Literature Nobel Prize winner Bob Dylan’s only novel “Tarantula” is a rambling mess. I’m probably the biggest Dylan fan at this board, but I gave up on “Tarantula” after 10 pages or so, it’s unreadable. It was published (I think in 1968) after having been announced (and written) years before and was already dated when it came out (it’s written in the beat poetry hipster style Dylan cultivated around 1964-66). We all knew that he can write songs, but thirty years later, he proved that he can also write books when publishing his autobiographical “Chronicles Vol. 1”, which is fascinating and generally highly regarded.
Don’t know if this falls too far outside your definition of “got out of their lane”, but Ed Wynn – The Perfect Fool. on radio, the voice of The Mad Hatter in the 1951 Disney version of Alice in Wonderland, Uncle Albert in Mary Poppins and the Toymaker in Babes in Toyland. He also definitely got 'out of his lane" with heavy dramatic parts in The Diary of Anne Frank and Requiem for a Heavyweight, among many others.
But he got too far out when he decided to start up his own radio broadcasting network - the Amalgamated Broadcasting System – in 1933. He was taking on the other big players, like CBS and NBC It’s like imagining Jake Gyllenhall trying to start his own TV network today.
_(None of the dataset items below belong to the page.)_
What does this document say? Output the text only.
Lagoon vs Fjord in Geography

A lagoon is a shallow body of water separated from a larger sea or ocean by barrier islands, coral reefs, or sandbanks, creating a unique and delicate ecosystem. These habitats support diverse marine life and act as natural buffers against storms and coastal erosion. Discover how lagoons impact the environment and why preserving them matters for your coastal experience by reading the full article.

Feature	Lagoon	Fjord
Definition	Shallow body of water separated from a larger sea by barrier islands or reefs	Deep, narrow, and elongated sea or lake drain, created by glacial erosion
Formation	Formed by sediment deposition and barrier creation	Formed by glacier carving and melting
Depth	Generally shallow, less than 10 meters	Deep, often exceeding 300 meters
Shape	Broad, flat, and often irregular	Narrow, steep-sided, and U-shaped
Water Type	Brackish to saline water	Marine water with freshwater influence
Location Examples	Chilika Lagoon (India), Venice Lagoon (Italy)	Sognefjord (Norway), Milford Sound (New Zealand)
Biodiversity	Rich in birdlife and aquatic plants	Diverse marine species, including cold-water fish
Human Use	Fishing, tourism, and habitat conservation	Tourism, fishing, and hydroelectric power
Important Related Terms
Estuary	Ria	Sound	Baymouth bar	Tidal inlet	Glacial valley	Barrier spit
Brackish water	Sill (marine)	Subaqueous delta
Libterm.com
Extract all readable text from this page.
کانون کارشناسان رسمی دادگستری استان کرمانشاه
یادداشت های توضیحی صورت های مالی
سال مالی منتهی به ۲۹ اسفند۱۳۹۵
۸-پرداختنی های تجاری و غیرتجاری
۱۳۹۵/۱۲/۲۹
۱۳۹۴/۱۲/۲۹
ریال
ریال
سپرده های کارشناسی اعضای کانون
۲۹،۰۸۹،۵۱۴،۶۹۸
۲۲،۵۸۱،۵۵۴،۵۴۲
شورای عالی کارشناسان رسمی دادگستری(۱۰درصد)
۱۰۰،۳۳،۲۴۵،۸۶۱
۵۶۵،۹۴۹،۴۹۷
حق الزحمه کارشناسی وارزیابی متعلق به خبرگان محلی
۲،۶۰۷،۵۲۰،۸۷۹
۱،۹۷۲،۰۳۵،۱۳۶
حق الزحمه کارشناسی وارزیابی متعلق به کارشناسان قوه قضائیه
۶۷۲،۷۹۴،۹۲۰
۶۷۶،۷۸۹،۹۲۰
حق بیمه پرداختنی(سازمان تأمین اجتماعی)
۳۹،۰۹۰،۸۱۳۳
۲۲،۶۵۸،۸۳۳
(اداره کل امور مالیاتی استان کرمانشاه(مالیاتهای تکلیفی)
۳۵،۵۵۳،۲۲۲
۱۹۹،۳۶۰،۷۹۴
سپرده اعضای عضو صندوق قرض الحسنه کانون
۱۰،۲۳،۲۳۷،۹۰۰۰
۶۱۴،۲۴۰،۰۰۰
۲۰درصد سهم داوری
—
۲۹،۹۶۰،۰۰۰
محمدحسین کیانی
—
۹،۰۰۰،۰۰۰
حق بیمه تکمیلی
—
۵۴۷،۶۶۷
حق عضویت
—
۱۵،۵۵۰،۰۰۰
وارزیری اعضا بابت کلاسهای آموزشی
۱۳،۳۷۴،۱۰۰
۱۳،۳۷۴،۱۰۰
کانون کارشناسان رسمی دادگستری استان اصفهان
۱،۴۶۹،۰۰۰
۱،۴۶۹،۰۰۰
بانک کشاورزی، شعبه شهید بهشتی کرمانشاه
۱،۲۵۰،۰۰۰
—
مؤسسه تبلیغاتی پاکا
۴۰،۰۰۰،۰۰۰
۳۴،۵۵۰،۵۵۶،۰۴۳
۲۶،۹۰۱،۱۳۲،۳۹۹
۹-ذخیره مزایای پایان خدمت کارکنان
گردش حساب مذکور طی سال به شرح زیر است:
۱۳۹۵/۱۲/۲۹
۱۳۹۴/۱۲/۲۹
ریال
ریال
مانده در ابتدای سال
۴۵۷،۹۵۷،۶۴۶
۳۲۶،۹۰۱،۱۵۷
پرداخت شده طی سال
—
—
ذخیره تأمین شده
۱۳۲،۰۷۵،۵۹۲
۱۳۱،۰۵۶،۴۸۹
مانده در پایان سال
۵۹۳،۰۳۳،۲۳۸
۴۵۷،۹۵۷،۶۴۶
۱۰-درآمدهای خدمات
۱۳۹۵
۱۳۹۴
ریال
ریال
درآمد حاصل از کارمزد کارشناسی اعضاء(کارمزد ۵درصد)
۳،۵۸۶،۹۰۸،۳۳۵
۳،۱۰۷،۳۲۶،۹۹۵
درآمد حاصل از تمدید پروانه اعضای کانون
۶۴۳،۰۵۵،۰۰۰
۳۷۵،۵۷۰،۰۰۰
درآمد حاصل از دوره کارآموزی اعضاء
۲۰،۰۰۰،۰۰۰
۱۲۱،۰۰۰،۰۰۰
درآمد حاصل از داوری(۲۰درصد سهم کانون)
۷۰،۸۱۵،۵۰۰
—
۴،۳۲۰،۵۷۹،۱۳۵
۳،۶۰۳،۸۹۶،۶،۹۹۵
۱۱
It lasted only a month. Wynn was trying to juggle being a radio and movie star with being chief executive of a major broadcasting company. It lost money spectacularly, and Wynn felt personally responsible for paying all debts. It cost him his fortune, his shows, his marriage, and he had a breakdown. It took years for him and his career to recover.
I’d not heard the rumor that @Asuka mentions, and I was living here in the Chicago area during the '90s, when Jordan and the Bulls were huge. But, it was pretty well-known, even back then, that Jordan was, indeed, a big-time gambler. I recall stories, from back then, that when Jordan golfed with other people, he very much wanted to place wagers on the matches, and on each hole.